Palm Desert, California, con un’auto decapottabile percorriamo una delle grandi strade dello stato senza sapere dove andremo. Intorno a noi sabbia, caldo e un sole rosso all’orizzonte. E’ questo lo scenario in cui ti senti immerso con l’ascolto di “Cloud Eye”, album d’esordio della band siciliana Elevators to the Greatful Sky. I Kyuss (in particolare con il loro terzo album “Blues for the Red Sun”) possono rappresentare il manifesto e l’ispirazione di questo lavoro: quel deserto tanto caro a Garcia, Homme e soci sembrerebbe lo stesso della Sicilia. In più si percepisce forti reminiscenze sabbathiane ed elementi rock psichedelici degli anni '70 che rendono il lavoro particolare.
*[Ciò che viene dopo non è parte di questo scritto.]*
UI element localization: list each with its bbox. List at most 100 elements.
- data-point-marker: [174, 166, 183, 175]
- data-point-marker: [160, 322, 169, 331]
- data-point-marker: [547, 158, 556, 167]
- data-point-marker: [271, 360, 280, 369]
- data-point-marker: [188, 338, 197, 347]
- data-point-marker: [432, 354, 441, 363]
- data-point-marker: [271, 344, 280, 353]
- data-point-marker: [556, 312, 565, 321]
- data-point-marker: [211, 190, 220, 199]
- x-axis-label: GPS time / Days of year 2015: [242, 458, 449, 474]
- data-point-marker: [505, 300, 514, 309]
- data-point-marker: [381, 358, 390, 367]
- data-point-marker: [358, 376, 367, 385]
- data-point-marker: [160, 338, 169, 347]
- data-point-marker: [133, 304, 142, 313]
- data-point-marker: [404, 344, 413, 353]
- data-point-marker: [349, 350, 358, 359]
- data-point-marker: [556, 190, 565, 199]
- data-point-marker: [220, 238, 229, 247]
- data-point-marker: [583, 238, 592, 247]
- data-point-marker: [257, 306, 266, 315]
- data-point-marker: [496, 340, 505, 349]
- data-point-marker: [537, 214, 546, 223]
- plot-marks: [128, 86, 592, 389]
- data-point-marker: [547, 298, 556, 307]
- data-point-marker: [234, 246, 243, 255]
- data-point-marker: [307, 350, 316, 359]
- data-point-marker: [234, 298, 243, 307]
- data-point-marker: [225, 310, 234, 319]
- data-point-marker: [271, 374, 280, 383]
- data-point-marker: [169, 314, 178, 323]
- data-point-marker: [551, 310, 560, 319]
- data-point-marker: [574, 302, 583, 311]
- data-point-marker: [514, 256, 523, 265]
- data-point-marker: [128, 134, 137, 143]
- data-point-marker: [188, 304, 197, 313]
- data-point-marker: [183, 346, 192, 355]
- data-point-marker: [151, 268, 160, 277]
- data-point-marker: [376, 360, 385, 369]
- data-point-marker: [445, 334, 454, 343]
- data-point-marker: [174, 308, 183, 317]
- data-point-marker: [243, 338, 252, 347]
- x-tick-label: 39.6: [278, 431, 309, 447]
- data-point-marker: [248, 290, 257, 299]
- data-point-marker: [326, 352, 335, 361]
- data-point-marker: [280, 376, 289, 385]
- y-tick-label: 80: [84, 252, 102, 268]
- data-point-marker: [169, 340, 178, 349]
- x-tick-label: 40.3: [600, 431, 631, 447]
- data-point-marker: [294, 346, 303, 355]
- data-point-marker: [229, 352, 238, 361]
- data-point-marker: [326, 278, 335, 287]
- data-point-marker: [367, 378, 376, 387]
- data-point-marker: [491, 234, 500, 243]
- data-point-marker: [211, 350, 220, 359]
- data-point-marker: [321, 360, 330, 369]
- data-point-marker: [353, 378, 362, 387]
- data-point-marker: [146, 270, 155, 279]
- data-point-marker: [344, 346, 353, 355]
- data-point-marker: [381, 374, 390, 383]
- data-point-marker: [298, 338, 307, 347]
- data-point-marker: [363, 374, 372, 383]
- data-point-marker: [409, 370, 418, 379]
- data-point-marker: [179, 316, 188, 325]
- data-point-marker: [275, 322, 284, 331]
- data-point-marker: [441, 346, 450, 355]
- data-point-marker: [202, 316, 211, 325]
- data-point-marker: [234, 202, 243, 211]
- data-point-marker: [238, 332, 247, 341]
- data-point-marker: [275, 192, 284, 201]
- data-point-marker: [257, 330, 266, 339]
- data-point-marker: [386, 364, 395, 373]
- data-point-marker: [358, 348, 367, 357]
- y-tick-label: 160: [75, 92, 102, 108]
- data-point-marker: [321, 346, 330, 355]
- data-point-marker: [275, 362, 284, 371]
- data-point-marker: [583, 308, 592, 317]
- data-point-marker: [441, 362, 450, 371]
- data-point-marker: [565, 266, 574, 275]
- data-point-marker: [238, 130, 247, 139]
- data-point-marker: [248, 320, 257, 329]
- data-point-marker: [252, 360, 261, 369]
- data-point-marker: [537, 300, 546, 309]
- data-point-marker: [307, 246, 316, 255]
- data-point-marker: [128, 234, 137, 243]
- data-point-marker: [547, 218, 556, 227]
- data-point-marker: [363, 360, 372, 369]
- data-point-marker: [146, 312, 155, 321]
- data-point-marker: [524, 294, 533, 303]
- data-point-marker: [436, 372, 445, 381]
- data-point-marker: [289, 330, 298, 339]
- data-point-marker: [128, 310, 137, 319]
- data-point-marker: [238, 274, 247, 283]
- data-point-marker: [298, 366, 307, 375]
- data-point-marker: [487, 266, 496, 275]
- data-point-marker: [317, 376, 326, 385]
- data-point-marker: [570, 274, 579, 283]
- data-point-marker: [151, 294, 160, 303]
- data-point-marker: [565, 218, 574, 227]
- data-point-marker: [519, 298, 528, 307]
L’opener “Ridernaut” ha una struttura lineare, quasi robot rock per la ripetizione di riff (Queen of the stone age docet). Si prosegue con “Sonic Bloom”, dal suono più oscuro che termina in un vorticoso assolo di chitarra su cui ogni amante di rock psichedelico non può che sciogliersi. “Red Mud” mantiene il ritmo vivo deviando dal tipico sentiero dello stoner incanalandosi verso una strada fatta di puro rumore multicolore (e spuntano i King Krimson). “Turn in my head” che vira verso un suono sì anni '90 ma con un pizzico di Rage Against the Machine. “Mirador”, unico pezzo strumentale del disco, rallenta un po' ma già con “Handful of Sand”, “Upside up” e “Sirocco”, il ritmo ritorna aggressivo. Infilano una stacco reggae in “Cloud Eye” che proprio non ti aspetti, poi arriva "Stone Wall” e riporta il disco in carreggiata: è la più doom dell’album, che decolla in un finale a sorpresa.
Gli Elevators To Grateful Sky non suonano nulla di sconvolgente o innovativo, ma tutto è al suo posto. Conoscono bene il genere e sanno contaminarlo con altri tipi di sfumature. L'unico neo potrebbe essere la voce, non così particolarmente significativa. Nel complesso è un buon lavoro, merita più di un ascolto.